Henry Westwick looked round him in the solitude of the little drawing-room. There was nothing to keep him in the house, and yet he lingered in it. It was something to be even near Agnes-to see the things belonging to her that were scattered about the room. There, in the corner, was her chair, with her embroidery on the work-table by its side. On the little easel near the window was her last drawing, not quite finished yet. The book she had been reading lay on the sofa, with her tiny pencil-case in it to mark the place at which she had left off. One after another, he looked at the objects that reminded him of the woman whom he loved-took them up tenderly-and laid them down again with a sigh. Ah, how far, how unattainably far from him, she was still! ‘She will never forget Montbarry,’ he thought to himself as he took up his hat to go. ‘Not one of us feels his death as she feels it. Miserable, miserable wretch-how she loved him!’

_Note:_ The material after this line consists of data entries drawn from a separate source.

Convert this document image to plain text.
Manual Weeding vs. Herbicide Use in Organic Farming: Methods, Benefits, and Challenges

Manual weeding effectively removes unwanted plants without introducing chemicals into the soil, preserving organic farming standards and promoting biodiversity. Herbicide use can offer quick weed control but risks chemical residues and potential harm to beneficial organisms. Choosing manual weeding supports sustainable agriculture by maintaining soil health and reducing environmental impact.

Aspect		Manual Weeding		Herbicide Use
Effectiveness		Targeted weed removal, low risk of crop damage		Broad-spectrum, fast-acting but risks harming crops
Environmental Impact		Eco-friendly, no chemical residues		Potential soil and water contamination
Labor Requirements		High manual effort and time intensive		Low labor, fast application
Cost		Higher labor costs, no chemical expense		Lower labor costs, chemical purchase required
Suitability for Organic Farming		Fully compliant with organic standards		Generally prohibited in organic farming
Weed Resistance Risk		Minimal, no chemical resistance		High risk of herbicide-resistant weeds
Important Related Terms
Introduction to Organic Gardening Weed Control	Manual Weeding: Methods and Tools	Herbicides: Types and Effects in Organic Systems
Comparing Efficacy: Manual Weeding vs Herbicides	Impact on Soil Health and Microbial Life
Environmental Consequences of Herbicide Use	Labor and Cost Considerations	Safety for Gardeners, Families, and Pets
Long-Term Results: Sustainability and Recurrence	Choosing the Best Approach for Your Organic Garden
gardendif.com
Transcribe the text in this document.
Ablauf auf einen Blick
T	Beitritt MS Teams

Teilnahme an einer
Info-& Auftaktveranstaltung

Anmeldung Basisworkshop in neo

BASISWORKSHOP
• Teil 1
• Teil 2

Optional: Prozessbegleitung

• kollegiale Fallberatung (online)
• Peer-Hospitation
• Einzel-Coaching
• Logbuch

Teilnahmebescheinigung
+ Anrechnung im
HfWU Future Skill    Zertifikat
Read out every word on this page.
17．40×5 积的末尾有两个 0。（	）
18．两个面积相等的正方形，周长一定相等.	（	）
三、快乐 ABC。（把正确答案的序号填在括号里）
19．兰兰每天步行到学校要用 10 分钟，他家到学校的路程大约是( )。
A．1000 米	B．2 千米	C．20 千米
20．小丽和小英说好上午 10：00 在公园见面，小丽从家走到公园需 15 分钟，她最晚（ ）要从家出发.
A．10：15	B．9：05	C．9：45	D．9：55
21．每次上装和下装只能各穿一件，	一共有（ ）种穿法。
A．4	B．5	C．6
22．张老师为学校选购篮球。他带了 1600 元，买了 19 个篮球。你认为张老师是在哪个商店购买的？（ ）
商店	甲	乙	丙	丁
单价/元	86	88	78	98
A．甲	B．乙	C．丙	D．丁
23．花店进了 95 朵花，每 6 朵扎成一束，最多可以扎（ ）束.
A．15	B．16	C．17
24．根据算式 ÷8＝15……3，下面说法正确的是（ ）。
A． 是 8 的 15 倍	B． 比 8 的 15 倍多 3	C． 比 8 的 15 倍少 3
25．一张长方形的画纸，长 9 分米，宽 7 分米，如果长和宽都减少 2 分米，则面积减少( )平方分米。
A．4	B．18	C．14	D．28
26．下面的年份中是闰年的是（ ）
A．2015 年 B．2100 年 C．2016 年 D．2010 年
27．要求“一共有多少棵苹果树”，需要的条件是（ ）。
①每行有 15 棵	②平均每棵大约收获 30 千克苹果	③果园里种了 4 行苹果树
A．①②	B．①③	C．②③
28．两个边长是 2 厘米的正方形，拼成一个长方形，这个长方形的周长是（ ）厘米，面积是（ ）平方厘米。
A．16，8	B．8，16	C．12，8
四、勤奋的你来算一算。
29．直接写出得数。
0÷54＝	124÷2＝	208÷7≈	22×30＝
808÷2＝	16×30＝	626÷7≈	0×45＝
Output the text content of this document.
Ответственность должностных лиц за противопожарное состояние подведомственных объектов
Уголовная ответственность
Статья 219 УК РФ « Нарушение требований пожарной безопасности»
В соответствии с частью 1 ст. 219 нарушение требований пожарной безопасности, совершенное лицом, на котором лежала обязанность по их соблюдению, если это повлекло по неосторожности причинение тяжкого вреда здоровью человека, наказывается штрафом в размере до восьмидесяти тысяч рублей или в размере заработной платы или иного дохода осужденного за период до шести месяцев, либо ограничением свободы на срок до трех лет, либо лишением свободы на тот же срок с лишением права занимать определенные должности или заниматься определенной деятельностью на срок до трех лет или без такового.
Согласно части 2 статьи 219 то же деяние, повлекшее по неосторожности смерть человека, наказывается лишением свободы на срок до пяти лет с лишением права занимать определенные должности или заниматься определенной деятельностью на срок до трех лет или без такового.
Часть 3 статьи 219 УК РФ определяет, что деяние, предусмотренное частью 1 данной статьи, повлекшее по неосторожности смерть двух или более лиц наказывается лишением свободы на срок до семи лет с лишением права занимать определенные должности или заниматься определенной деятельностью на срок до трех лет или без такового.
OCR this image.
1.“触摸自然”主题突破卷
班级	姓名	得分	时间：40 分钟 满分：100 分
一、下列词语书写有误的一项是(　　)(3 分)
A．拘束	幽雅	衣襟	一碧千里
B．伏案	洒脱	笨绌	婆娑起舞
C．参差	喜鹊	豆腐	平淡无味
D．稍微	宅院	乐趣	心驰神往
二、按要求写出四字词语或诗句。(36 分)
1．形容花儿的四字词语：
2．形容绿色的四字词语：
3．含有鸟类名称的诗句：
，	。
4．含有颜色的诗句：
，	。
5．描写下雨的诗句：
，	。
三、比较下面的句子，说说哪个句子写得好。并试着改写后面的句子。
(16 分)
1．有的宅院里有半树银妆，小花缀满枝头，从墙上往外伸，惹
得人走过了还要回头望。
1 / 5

In the street, as Henry closed the house-door, he was stopped by a passing acquaintance-a wearisome inquisitive man-doubly unwelcome to him, at that moment. ‘Sad news, Westwick, this about your brother. Rather an unexpected death, wasn’t it? We never heard at the club that Montbarry’s lungs were weak. What will the insurance offices do?’

Henry started; he had never thought of his brother’s life insurance. What could the offices do but pay? A death by bronchitis, certified by two physicians, was surely the least disputable of all deaths. ‘I wish you hadn’t put that question into my head!’ he broke out irritably. ‘Ah!’ said his friend, ‘you think the widow will get the money? So do I! so do I!’